Coping Mechanisms
Virginia’s ‘Tick Town’ is not the first place I’ve visited that smells like blood. There was that field of flesh lilies with flaky white butterflies. The was Nebraska, I think. There was the waterfall in Connecticut that was legally required to allow public access to prove that the liquid cascading over the high cliffs above was not blood, despite it looking like blood and smelling like blood and producing a fine pink mist that tasted like blood. I read, recently, that they had to shut that waterfall down.
It was blood after all.
‘There is little doubt that humanity has wreaked havoc on the planet and there are a number of good people- of good scientists- doing hard work to recognize and mitigate that damage. Within that population, however, there are a few that take what is clear and run with it to unclear conclusions. This is likely true of the creators of ‘Tick Town,’ a couple of disgraced biologists that claim, generally, that man has stolen its blood from the ticks.’

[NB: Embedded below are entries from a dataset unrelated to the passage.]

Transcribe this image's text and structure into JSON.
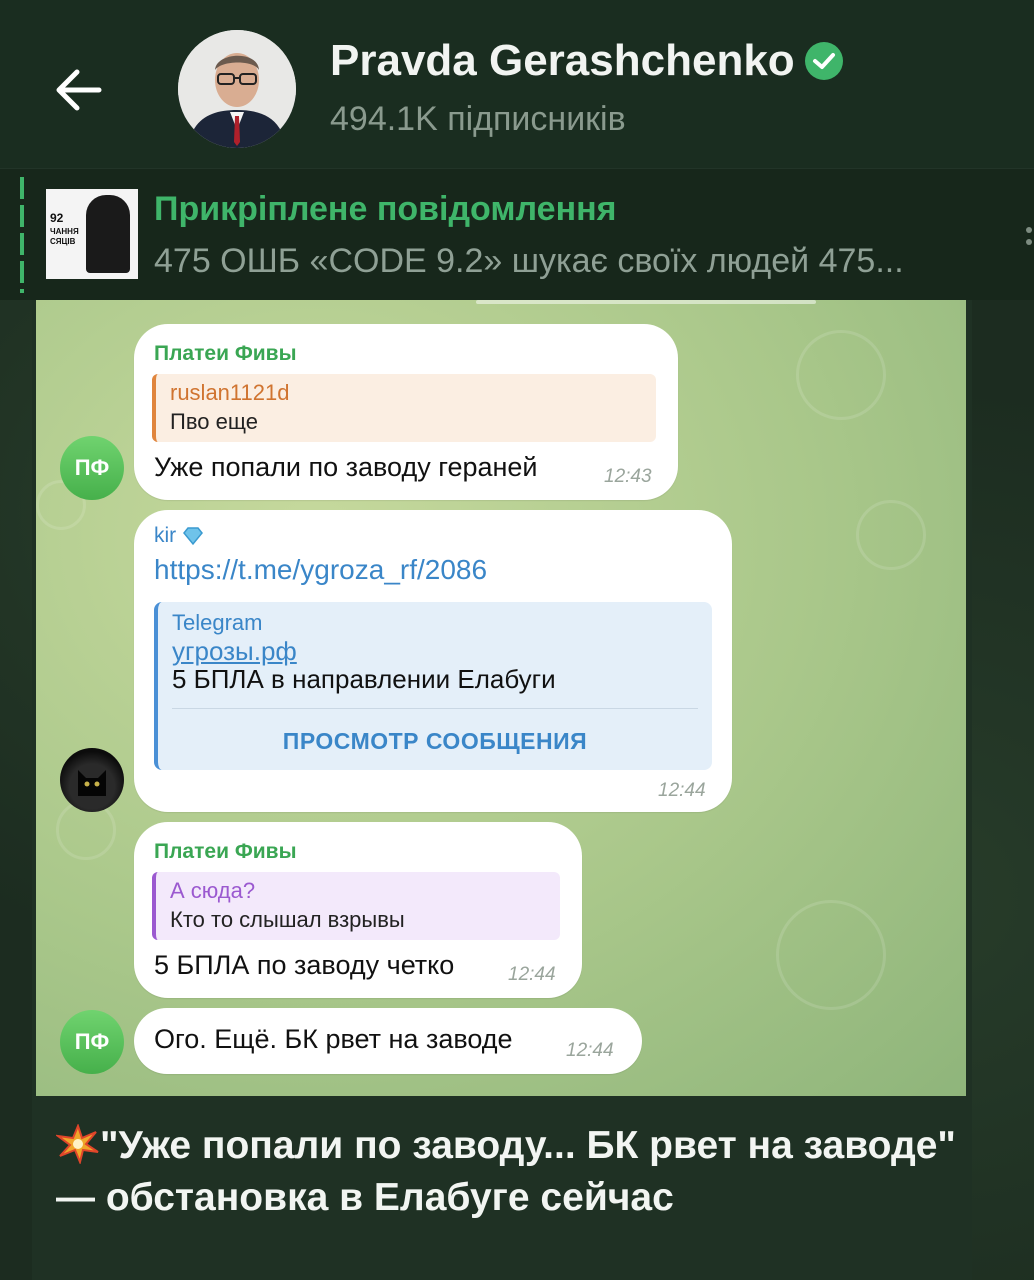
{
  "header": {
    "title": "Pravda Gerashchenko",
    "subscribers": "494.1K підписників",
    "verified": true
  },
  "pinned": {
    "label": "Прикріплене повідомлення",
    "text": "475 ОШБ «CODE 9.2» шукає своїх людей  475...",
    "thumb_lines": [
      "92",
      "ЧАННЯ",
      "СЯЦІВ"
    ]
  },
  "messages": [
    {
      "sender": "Платеи Фивы",
      "avatar": "ПФ",
      "reply_name": "ruslan1121d",
      "reply_text": "Пво еще",
      "text": "Уже попали по заводу гераней",
      "time": "12:43"
    },
    {
      "sender": "kir",
      "link": "https://t.me/ygroza_rf/2086",
      "preview_site": "Telegram",
      "preview_title": "угрозы.рф",
      "preview_text": "5 БПЛА в направлении Елабуги",
      "preview_button": "ПРОСМОТР СООБЩЕНИЯ",
      "time": "12:44"
    },
    {
      "sender": "Платеи Фивы",
      "reply_name": "А сюда?",
      "reply_text": "Кто то слышал взрывы",
      "text": "5 БПЛА по заводу четко",
      "time": "12:44"
    },
    {
      "avatar": "ПФ",
      "text": "Ого. Ещё. БК рвет на заводе",
      "time": "12:44"
    }
  ],
  "caption": "\"Уже попали по заводу... БК рвет на заводе\" — обстановка в Елабуге сейчас",
  "colors": {
    "accent": "#3fb56a",
    "header_bg": "#1a2d20",
    "chat_bg": "#a9c78a",
    "link": "#3a86c8"
  }
}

They make you wear a tick-proof suit in ‘Tick Town’ despite several signs that indicate the ticks should be harmless, given how much blood exists “in its natural state.” The natural state of blood, according to ‘Tick Town,’ is in rivers and rain. Flowers are dewy with blood in tick town and blood pools in the cracked sidewalk like a cracked callus. There is so much blood that the ticks drown in it. They swell up like balloons and float around like contented tourists but even I can see they’re dead.
It’s hard to feel sorry for them, though. Even in such a miserable state.
I’ve chosen to avoid the peak hours of ‘Tick Town,’ when the owners arrive to give themselves over to the starving ticks, describing all the ways a visitor might accidentally let a few into the suits to join them, though also explaining that they are legally obliged to warn visitors against doing anything like that. They explain how easy and painless it is to be bitten by a tick- how little blood a tick actually consumes compared to the volume we carry around each day. It is a simple way to give back to nature, they tell you, and if that’s what they have to do to feel better about the world, then I’m happy to keep my judgement to myself.
Hector stays in the trailer for this one, as bloated and dependent as the ticks. As much a means to cope with the world, too. He would be happier in a home, I’m sure, with other tragic animals. But I need him and, as long as that’s true, he needs me too.
But people do what they have to, just to get by. It’s as true on the Wayside as it is anywhere.